Il presidente della Republika Srpska, Milorad Dodik, il primo ministro slovacco Robert Fico e il presidente brasiliano Luiz Inácio Lula da Silva sono stati inseriti nel controverso elenco del sito ucraino “Mirotvorac” (Peacemaker), noto per la pubblicazione di dati personali di individui considerati “nemici dell’Ucraina”. Si tratta di una piattaforma che da anni diffonde informazioni altamente riservate, spesso collegate ai servizi di sicurezza ucraini.
Secondo il sito, Dodik è finito nella lista per aver “violato la sovranità e l’integrità territoriale dell’Ucraina”. Tuttavia, le motivazioni dietro queste inclusioni risultano opache e ampiamente criticate a livello internazionale, sia per la mancanza di trasparenza nei criteri utilizzati, sia per i rischi concreti legati alla pubblicazione pubblica di informazioni sensibili.
Željko Budimir, Ministro dello Sviluppo Scientifico e Tecnologico e dell’Istruzione Superiore della Republika Srpska, ha commentato l’accaduto evidenziando che “Kiev oggi sembra più infastidita da chi chiede la pace, un cessate il fuoco e il ritorno ai negoziati con Mosca”. Lo stesso Budimir ha sottolineato che figure come Dodik, Fico e il primo ministro ungherese Viktor Orbán si sono distinte per le loro posizioni a favore del dialogo, il che le avrebbe rese obiettivo di questa lista.
L’inserimento nel database del “Mirotvorac” non è privo di rischi: diversi nomi pubblicati in passato sono stati poi oggetto di minacce, violenze o persino omicidi. Tra i casi citati vi sono quello della giornalista Darija Dugina, assassinata nel 2022, e il tentato omicidio dello stesso premier Fico avvenuto mesi dopo la sua apparizione sulla lista.
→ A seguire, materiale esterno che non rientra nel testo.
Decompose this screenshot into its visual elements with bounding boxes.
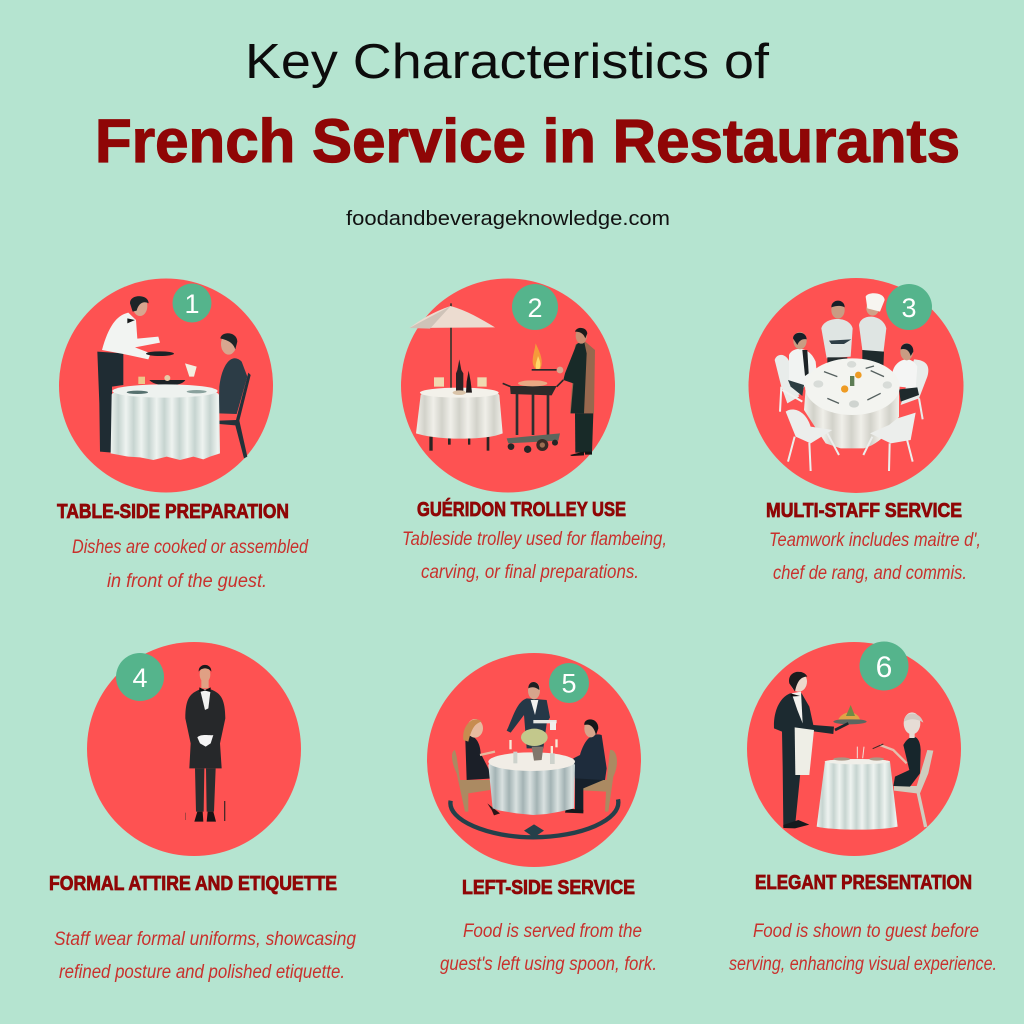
description 3: chef de rang, and commis. (773, 562, 967, 584)
number badge 1 (172, 284, 212, 322)
red circle 3 (748, 278, 964, 493)
description 4: refined posture and polished etiquette. (59, 961, 345, 983)
illustration: umbrella table, trolley and flambeing waiter (409, 303, 595, 456)
heading 4: FORMAL ATTIRE AND ETIQUETTE (49, 872, 337, 895)
website url: foodandbeverageknowledge.com (346, 208, 670, 230)
number badge 2: 2 (527, 293, 543, 323)
red circle 5 (427, 653, 641, 867)
panel 3: multi-staff service (748, 278, 981, 584)
number badge 6 (860, 642, 908, 690)
heading 1: TABLE-SIDE PREPARATION (57, 500, 289, 523)
description 1 (72, 536, 309, 592)
description 4: Staff wear formal uniforms, showcasing (54, 928, 356, 950)
illustration: waiter preparing at table with seated guest (97, 296, 251, 460)
description 5 (440, 920, 657, 975)
title line 1: Key Characteristics of (245, 35, 769, 89)
description 6 (729, 920, 997, 975)
number badge 1: 1 (184, 289, 200, 319)
description 5: guest's left using spoon, fork. (440, 953, 657, 975)
number badge 5: 5 (561, 668, 577, 698)
panel 4: formal attire and etiquette (49, 642, 356, 983)
heading 6: ELEGANT PRESENTATION (755, 871, 972, 894)
illustration: waiter presenting plate to seated guest (774, 672, 933, 830)
panel 2: gueridon trolley use (401, 278, 667, 583)
panel 1: table-side preparation (57, 278, 309, 592)
illustration: waiter serving couple at table (450, 682, 618, 837)
red circle 1 (59, 278, 273, 492)
number badge 6: 6 (876, 651, 892, 684)
title line 2: French Service in Restaurants (95, 107, 960, 175)
description 4 (54, 928, 356, 983)
heading 3: MULTI-STAFF SERVICE (766, 499, 962, 522)
number badge 5 (549, 663, 589, 703)
number badge 4 (116, 653, 164, 701)
description 1: in front of the guest. (107, 570, 267, 592)
description 3 (769, 529, 981, 584)
number badge 3: 3 (901, 293, 917, 323)
number badge 4: 4 (132, 663, 148, 693)
illustration: staff around a round table (775, 293, 928, 471)
number badge 3 (886, 284, 932, 330)
description 5: Food is served from the (463, 920, 642, 942)
description 2 (402, 528, 667, 583)
description 2: Tableside trolley used for flambeing, (402, 528, 667, 550)
description 6: Food is shown to guest before (753, 920, 979, 942)
description 3: Teamwork includes maitre d', (769, 529, 981, 551)
description 1: Dishes are cooked or assembled (72, 536, 309, 558)
red circle 6 (747, 642, 961, 856)
heading 5: LEFT-SIDE SERVICE (462, 876, 635, 899)
red circle 2 (401, 278, 615, 492)
description 2: carving, or final preparations. (421, 561, 639, 583)
illustration: butler in tailcoat (185, 665, 225, 822)
panel 6: elegant presentation (729, 642, 997, 975)
red circle 4 (87, 642, 301, 856)
panel 5: left-side service (427, 653, 657, 975)
number badge 2 (512, 284, 558, 330)
heading 2: GUÉRIDON TROLLEY USE (417, 498, 626, 521)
Dušan Petrović, direttore dell’Istituto per la Ricerca Socio-Politica della Republika Srpska, ha parlato apertamente di “lista nera”, affermando che essa equivale a una sorta di condanna pubblica. “Chi vi finisce, viene implicitamente indicato come un bersaglio da eliminare”, ha dichiarato.
Anche il presidente della Croazia, Zoran Milanović, è presente nell’elenco, con l’accusa di aver giustificato l’aggressione russa. La costante pubblicazione e aggiornamento di questa lista ha generato numerose proteste da parte delle Nazioni Unite, dell’Unione Europea e di organizzazioni per i diritti umani, ma finora non ha portato a nessuna misura concreta di rimozione del sito.